= Gustave Campiche =

Swiss physician

Gustave Campiche (August 1809 in La Sagne – 1871 in Sainte-Croix in the canton of Vaud) was a Swiss medical doctor best known for his work in the fields of geology and paleontology.

Initially trained as a veterinarian, his interests later switched to medicine, of which, he received a doctorate at Lyon. After practicing medicine in the town of Rolle, he relocated as a doctor to Sainte-Croix in 1847, where he remained up until his death in 1871. In 1861 he became a member of the Grand Conseil in the canton of Vaud, and in 1870 received the title of préfet.

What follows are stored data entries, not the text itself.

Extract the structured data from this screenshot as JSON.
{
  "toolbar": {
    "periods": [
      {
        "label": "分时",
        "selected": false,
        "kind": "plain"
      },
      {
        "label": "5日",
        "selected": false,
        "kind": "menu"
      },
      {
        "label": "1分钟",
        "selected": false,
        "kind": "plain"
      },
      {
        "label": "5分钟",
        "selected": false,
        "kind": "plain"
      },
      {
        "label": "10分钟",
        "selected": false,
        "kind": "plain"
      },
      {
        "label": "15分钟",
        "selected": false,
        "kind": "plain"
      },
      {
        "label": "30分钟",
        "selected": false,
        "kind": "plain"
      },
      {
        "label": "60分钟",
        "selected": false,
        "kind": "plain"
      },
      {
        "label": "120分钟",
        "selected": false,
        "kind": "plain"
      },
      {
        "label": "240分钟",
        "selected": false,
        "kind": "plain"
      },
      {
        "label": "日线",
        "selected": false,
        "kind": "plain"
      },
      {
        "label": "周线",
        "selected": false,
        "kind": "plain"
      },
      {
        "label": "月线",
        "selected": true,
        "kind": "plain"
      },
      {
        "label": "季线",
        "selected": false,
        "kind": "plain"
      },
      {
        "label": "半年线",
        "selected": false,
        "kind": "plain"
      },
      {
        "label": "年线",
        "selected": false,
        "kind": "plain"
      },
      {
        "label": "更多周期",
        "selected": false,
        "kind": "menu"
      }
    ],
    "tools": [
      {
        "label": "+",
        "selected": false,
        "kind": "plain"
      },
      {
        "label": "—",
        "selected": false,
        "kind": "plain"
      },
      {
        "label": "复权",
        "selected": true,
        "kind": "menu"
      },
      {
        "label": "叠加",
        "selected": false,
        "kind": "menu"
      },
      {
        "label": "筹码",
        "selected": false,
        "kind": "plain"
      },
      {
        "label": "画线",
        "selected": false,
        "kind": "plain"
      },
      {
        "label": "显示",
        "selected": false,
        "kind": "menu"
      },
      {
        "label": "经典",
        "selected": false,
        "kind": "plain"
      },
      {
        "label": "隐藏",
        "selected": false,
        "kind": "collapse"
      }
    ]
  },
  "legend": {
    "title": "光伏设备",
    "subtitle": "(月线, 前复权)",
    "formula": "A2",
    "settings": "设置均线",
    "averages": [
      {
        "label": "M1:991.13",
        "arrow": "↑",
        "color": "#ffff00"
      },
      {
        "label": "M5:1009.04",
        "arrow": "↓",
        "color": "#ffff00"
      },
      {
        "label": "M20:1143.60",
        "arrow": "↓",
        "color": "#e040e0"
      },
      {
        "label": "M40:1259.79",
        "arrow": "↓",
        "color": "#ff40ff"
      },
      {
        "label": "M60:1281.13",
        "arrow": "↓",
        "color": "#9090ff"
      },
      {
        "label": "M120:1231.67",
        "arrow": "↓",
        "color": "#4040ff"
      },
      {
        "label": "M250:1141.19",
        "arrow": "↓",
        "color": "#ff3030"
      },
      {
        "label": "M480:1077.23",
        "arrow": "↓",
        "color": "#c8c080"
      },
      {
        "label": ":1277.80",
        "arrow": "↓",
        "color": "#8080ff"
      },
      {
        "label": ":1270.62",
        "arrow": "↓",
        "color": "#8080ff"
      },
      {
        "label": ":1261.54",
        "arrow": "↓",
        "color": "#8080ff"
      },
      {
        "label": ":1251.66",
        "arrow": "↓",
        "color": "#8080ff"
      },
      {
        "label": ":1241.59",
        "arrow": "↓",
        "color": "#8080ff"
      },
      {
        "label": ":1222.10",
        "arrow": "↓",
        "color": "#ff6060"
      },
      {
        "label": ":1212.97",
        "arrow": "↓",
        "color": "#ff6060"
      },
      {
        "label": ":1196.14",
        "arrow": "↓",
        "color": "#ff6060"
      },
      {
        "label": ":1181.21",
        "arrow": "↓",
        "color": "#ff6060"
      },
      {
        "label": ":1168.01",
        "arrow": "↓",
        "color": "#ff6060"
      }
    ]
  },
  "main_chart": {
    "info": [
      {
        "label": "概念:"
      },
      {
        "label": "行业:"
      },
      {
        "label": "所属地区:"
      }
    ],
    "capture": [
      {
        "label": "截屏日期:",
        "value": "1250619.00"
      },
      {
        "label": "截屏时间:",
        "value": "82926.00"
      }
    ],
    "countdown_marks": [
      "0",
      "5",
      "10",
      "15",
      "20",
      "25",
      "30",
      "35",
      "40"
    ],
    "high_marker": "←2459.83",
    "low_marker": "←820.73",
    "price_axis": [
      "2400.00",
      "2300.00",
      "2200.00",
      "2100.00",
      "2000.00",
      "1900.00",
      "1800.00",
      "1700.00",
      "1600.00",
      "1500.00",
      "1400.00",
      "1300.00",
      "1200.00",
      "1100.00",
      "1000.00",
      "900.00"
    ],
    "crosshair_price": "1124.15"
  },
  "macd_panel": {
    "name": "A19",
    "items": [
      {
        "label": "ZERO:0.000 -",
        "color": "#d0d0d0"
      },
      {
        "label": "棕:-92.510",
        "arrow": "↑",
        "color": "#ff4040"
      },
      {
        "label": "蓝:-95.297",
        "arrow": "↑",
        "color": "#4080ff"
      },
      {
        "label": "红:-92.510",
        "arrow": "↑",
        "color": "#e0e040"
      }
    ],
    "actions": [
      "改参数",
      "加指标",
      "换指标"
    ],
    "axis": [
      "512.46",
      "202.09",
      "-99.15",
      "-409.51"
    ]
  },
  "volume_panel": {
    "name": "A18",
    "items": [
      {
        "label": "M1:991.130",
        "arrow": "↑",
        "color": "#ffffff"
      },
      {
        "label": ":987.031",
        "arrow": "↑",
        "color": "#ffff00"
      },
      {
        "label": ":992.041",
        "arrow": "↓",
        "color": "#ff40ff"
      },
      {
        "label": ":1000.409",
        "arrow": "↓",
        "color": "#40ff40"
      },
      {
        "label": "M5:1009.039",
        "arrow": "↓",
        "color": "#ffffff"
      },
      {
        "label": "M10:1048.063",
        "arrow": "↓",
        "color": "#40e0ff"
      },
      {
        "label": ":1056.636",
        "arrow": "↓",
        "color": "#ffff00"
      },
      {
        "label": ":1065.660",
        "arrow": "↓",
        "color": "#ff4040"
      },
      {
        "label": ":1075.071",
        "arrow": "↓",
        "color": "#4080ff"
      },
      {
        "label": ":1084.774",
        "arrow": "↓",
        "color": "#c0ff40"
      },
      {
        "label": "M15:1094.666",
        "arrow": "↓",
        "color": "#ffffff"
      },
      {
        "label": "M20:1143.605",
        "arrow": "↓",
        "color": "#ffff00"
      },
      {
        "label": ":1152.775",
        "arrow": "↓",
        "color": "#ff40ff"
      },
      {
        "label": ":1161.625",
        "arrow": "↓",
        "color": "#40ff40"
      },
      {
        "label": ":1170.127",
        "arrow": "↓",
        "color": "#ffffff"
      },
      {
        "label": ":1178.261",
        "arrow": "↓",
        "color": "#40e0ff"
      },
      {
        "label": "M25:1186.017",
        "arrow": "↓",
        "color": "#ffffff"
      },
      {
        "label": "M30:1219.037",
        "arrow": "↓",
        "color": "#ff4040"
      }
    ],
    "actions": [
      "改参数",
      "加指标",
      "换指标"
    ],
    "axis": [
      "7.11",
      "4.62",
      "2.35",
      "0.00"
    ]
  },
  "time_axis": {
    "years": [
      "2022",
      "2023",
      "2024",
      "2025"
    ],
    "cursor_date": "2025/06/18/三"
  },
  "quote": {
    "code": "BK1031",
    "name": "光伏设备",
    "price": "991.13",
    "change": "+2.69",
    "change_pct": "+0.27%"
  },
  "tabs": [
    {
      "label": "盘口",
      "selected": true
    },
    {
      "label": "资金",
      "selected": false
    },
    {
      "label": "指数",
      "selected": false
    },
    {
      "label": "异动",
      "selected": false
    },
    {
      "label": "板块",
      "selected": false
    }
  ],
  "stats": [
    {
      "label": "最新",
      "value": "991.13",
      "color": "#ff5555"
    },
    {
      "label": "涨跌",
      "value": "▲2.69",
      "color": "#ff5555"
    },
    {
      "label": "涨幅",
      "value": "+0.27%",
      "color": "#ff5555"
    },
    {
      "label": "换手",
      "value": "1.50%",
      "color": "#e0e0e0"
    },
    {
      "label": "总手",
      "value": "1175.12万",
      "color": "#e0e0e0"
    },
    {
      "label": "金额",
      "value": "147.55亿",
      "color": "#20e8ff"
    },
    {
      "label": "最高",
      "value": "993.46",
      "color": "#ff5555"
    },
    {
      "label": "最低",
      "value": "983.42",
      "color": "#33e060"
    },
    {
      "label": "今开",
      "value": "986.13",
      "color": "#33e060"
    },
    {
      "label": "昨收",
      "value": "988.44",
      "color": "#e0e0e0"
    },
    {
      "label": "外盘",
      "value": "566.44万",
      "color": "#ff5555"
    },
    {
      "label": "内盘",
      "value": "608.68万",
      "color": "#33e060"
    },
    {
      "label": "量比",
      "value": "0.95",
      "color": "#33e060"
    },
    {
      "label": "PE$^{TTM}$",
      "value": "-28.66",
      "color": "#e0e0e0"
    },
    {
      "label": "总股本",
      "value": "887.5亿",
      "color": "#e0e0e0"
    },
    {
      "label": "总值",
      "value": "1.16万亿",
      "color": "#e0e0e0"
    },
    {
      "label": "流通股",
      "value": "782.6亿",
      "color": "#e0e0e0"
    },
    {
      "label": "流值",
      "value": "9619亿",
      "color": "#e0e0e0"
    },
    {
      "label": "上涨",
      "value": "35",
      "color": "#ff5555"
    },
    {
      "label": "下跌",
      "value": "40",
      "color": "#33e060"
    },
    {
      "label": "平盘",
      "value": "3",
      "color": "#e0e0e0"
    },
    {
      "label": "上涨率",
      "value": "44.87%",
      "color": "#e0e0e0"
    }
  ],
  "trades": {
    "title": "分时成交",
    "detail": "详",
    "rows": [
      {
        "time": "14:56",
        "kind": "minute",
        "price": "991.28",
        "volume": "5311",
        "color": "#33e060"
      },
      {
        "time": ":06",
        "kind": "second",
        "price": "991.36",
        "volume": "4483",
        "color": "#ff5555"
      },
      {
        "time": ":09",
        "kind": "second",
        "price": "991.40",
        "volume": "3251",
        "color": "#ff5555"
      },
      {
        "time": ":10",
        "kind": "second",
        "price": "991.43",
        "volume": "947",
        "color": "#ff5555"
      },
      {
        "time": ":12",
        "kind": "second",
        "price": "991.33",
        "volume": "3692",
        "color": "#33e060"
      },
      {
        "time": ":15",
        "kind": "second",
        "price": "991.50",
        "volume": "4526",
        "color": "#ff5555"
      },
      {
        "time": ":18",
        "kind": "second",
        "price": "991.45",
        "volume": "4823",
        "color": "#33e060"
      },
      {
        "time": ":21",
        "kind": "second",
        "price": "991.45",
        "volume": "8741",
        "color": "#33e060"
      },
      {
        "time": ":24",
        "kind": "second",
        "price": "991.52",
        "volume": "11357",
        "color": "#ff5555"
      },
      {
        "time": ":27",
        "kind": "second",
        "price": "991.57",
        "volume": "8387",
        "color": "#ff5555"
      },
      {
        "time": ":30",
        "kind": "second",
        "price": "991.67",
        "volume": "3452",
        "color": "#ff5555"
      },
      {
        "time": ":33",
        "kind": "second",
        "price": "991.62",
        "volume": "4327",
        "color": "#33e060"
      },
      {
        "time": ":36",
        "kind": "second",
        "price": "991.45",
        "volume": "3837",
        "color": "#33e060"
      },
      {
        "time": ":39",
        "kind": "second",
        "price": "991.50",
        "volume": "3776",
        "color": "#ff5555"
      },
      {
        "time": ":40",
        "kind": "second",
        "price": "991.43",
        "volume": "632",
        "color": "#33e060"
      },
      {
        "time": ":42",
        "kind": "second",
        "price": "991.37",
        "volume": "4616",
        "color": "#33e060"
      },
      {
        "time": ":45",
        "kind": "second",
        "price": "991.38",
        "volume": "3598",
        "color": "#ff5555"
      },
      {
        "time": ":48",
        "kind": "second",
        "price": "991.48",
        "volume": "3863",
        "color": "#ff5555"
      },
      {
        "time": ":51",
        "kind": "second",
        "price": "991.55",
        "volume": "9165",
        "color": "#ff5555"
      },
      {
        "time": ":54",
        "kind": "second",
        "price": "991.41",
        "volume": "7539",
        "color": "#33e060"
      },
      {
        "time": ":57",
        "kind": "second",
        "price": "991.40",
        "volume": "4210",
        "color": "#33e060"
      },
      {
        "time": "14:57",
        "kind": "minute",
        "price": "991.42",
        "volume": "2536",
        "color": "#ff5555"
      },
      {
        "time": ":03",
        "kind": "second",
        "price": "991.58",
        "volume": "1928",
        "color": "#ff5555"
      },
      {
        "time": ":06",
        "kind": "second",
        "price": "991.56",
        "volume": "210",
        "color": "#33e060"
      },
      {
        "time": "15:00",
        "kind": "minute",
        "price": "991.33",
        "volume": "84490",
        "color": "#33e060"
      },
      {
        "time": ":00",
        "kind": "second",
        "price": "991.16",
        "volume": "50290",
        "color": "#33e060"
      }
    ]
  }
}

In his spare time, he conducted geological and paleontological investigations in the vicinity of Sainte-Croix, and in the process collected many fossil brachiopods, bryozoans, echinoids and sponges. With François-Jules Pictet de la Rive, he described the extinct gastropod genera Pseudomelania (1862), Cryptoplocus (1862) and Pseudocassis (1863), as well as numerous fossil species. Some of his collected material was sent to the Musee Geologique in Lausanne.

He made contributions to Pictet's Description des fossiles du terrain crétacé des environs de Sainte-Croix (1858–72. five parts), and to Georges de Tribolet's Description géologique des environs de Sainte-Croix (1858).